From Hazor, we made a brief stop at Abel Beth-Maacah. If you consider yourself a Bible student and don't recognize the name, don't feel bad. It's only mentioned a couple of times, most notably in 2 Samuel 20. Go back and read the story again. (Warning: The story doesn't end well for Sheba.) The location of this city has been known for years, but they have just started initial excavations of the tel this year. I mentioned this in an earlier blog post.

Our next stop was an unexpected bonus. In the First Century BC, Herod the Great erected three temples to Augustus. The first one was at Caesarea Maritima. The second was at Samaria. The third was near Paneion. For years, it was thought that this temple was located at the traditional location of Caesarea Philippi. However, recent excavations at Omrit has cast doubt on that. At Omrit (which is located about three miles from Caeserea Philippi), they have found the ruins of a Roman temple that is similar to the ruins at Caesarea Maritima and Samaria. The site is located along a VERY SKINNY single lane road that a regular car could barely navigate. However, our expert bus driver, Fawzi, was determined. After a few minutes and several near misses of trees, etc, the site was within view. It was fantastic to see it and help us to better understand the time of the first century.

From Omrit, we went to Dan. The city of Dan was originally called Laish until the Danites conquered the city after the conquest. The Danites were originally given land along the Mediterranean coast, but due to their neighbors (Philistines), they decided to relocate to Laish, which they renamed Dan. Dan became a very powerful city in Solomon's time. By the time of the Divided Kingdom, Jeroboam constructed a "high place" so that the nation of Israel could come here to worship the false god Baal. Archaeologists have found the "high place" and I have included a picture of the steps leading up to it.

Our next stop was at Caesarea Philippi, where Jesus asked his disciples "…but who do you say that I am?" Peter famously answered, "Thou are the Christ, the Son of the Living God". Ferrell Jenkins spoke to us about the importance of Jesus asking his disciples this question at this location. Seeing the area helps you to understand the true meaning of the conversation.

On our way back to the Galilee area, we drove back through the Golan Heights which is now under Israeli control since the Six-Day War in 1967. For much of the ride, you were right on the border of Syria. How close were we? Well, check out the picture. At one of our stops, I was able to take a picture of a Syrian flag flying in one of their cities.

Finally, we made a brief stop by the Jordan River just north of where it flows into the Sea of Galilee.

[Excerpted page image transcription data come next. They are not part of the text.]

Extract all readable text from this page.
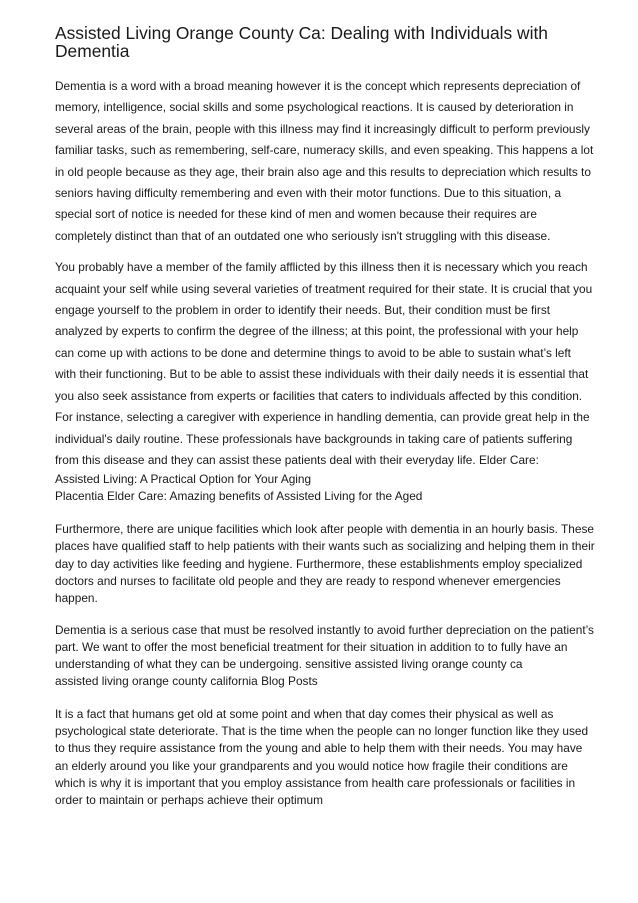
Assisted Living Orange County Ca: Dealing with Individuals with Dementia

Dementia is a word with a broad meaning however it is the concept which represents depreciation of memory, intelligence, social skills and some psychological reactions. It is caused by deterioration in several areas of the brain, people with this illness may find it increasingly difficult to perform previously familiar tasks, such as remembering, self-care, numeracy skills, and even speaking. This happens a lot in old people because as they age, their brain also age and this results to depreciation which results to seniors having difficulty remembering and even with their motor functions. Due to this situation, a special sort of notice is needed for these kind of men and women because their requires are completely distinct than that of an outdated one who seriously isn't struggling with this disease.

You probably have a member of the family afflicted by this illness then it is necessary which you reach acquaint your self while using several varieties of treatment required for their state. It is crucial that you engage yourself to the problem in order to identify their needs. But, their condition must be first analyzed by experts to confirm the degree of the illness; at this point, the professional with your help can come up with actions to be done and determine things to avoid to be able to sustain what’s left with their functioning. But to be able to assist these individuals with their daily needs it is essential that you also seek assistance from experts or facilities that caters to individuals affected by this condition. For instance, selecting a caregiver with experience in handling dementia, can provide great help in the individual's daily routine. These professionals have backgrounds in taking care of patients suffering from this disease and they can assist these patients deal with their everyday life. Elder Care:

Assisted Living: A Practical Option for Your Aging
Placentia Elder Care: Amazing benefits of Assisted Living for the Aged

Furthermore, there are unique facilities which look after people with dementia in an hourly basis. These places have qualified staff to help patients with their wants such as socializing and helping them in their day to day activities like feeding and hygiene. Furthermore, these establishments employ specialized doctors and nurses to facilitate old people and they are ready to respond whenever emergencies happen.

Dementia is a serious case that must be resolved instantly to avoid further depreciation on the patient’s part. We want to offer the most beneficial treatment for their situation in addition to to fully have an understanding of what they can be undergoing. sensitive assisted living orange county ca

assisted living orange county california Blog Posts

It is a fact that humans get old at some point and when that day comes their physical as well as psychological state deteriorate. That is the time when the people can no longer function like they used to thus they require assistance from the young and able to help them with their needs. You may have an elderly around you like your grandparents and you would notice how fragile their conditions are which is why it is important that you employ assistance from health care professionals or facilities in order to maintain or perhaps achieve their optimum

Overall, it was a great day. Our boat ride has been rescheduled for tomorrow morning, so we'll try to enjoy that tomorrow. Until then…Shalom.

BONUS: As I understand it, the Third Grade at Athens Bible School is following my blog and mentioning the places I mention in their Bible Class. I thought that I would throw in a bonus picture for all of them. Being in another country is really interesting. You have to deal with different languages, different customs and a different way of life. However, occasionally, you come across something that reminds you at home. That happened at lunch today. We stopped by a familiar restaurant. From the picture, can you guess where we stopped?